Sa parole était vibrante, son geste saccadé. La Ferronnays qui s’attendait à cette explosion ne disait rien.

— Ne trouvez-vous pas que j’ai raison ? fit-elle enfin étonnée de ce silence.

— J’oserai tout vous dire, Madame, parce que les raisons que j’ai d’être absolument sincère me justifieront. Ce que Votre Altesse vient de me dire me fait craindre qu’elle soit mal informée, mal conseillée, ou mal inspirée. J’ai écouté Madame avec une grande attention, et je suis obligé de lui dire qu’elle se trompe sur les intentions du Roi, malheureusement aussi sur sa position personnelle.
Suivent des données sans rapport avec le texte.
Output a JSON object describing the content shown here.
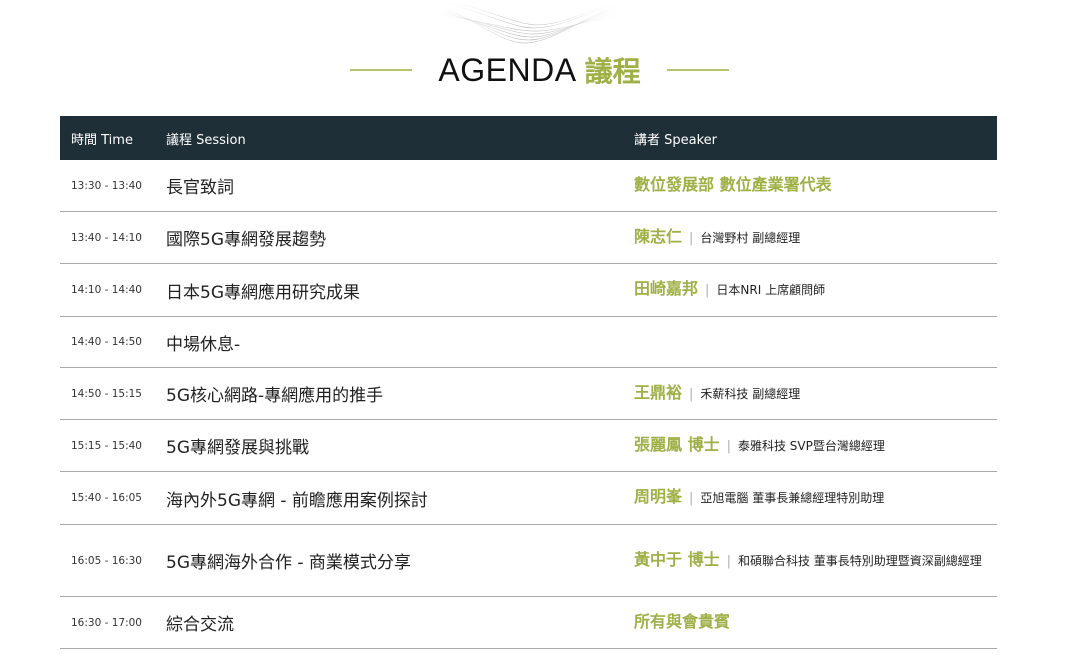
{
  "heading": {
    "title_en": "AGENDA",
    "title_zh": "議程"
  },
  "table": {
    "headers": {
      "time": "時間 Time",
      "session": "議程 Session",
      "speaker": "講者 Speaker"
    },
    "rows": [
      {
        "time": "13:30 - 13:40",
        "session": "長官致詞",
        "speaker_name": "數位發展部 數位產業署代表",
        "speaker_title": ""
      },
      {
        "time": "13:40 - 14:10",
        "session": "國際5G專網發展趨勢",
        "speaker_name": "陳志仁",
        "speaker_title": "台灣野村 副總經理"
      },
      {
        "time": "14:10 - 14:40",
        "session": "日本5G專網應用研究成果",
        "speaker_name": "田崎嘉邦",
        "speaker_title": "日本NRI 上席顧問師"
      },
      {
        "time": "14:40 - 14:50",
        "session": "中場休息-",
        "speaker_name": "",
        "speaker_title": ""
      },
      {
        "time": "14:50 - 15:15",
        "session": "5G核心網路-專網應用的推手",
        "speaker_name": "王鼎裕",
        "speaker_title": "禾薪科技 副總經理"
      },
      {
        "time": "15:15 - 15:40",
        "session": "5G專網發展與挑戰",
        "speaker_name": "張麗鳳 博士",
        "speaker_title": "泰雅科技 SVP暨台灣總經理"
      },
      {
        "time": "15:40 - 16:05",
        "session": "海內外5G專網 - 前瞻應用案例探討",
        "speaker_name": "周明峯",
        "speaker_title": "亞旭電腦 董事長兼總經理特別助理"
      },
      {
        "time": "16:05 - 16:30",
        "session": "5G專網海外合作 - 商業模式分享",
        "speaker_name": "黃中于 博士",
        "speaker_title": "和碩聯合科技 董事長特別助理暨資深副總經理"
      },
      {
        "time": "16:30 - 17:00",
        "session": "綜合交流",
        "speaker_name": "所有與會貴賓",
        "speaker_title": ""
      }
    ]
  },
  "colors": {
    "accent": "#9fb046",
    "header_bg": "#1e2f38",
    "divider": "#a9a9a9"
  }
}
Le Roi doute du mariage de Votre Altesse, parce que Votre Altesse se refuse à lui en donner la preuve. Il importe pourtant que la vérité, à cet égard, soit connue. On en a trop dit ou pas assez. La présence du comte Lucchesi auprès de Votre Altesse n’est plus explicable. Tant qu’il en sera ainsi, le Roi, ayant avec lui ses petits-enfans, ne peut admettre Madame dans l’intérieur de la famille. Le droit, la justice, la raison sont du côté de Sa Majesté.

La Duchesse dont l’agitation était extrême, s’écria :

— Mais, monsieur, je vous donne ma parole d’honneur que je suis mariée. L’acte de mon mariage, parfaitement en règle, existe. Il est déposé entre des mains sûres !...

— Je prie Votre Altesse de remarquer que c’est la première fois qu’elle daigne me parler ainsi. Une telle déclaration, faite avec cet accent de vérité, avant mon départ de Naples, m’eût suffi, j’ose le croire, pour remplir d’une façon entièrement satisfaisante la mission qu’il a plu à Votre Altesse de me confier.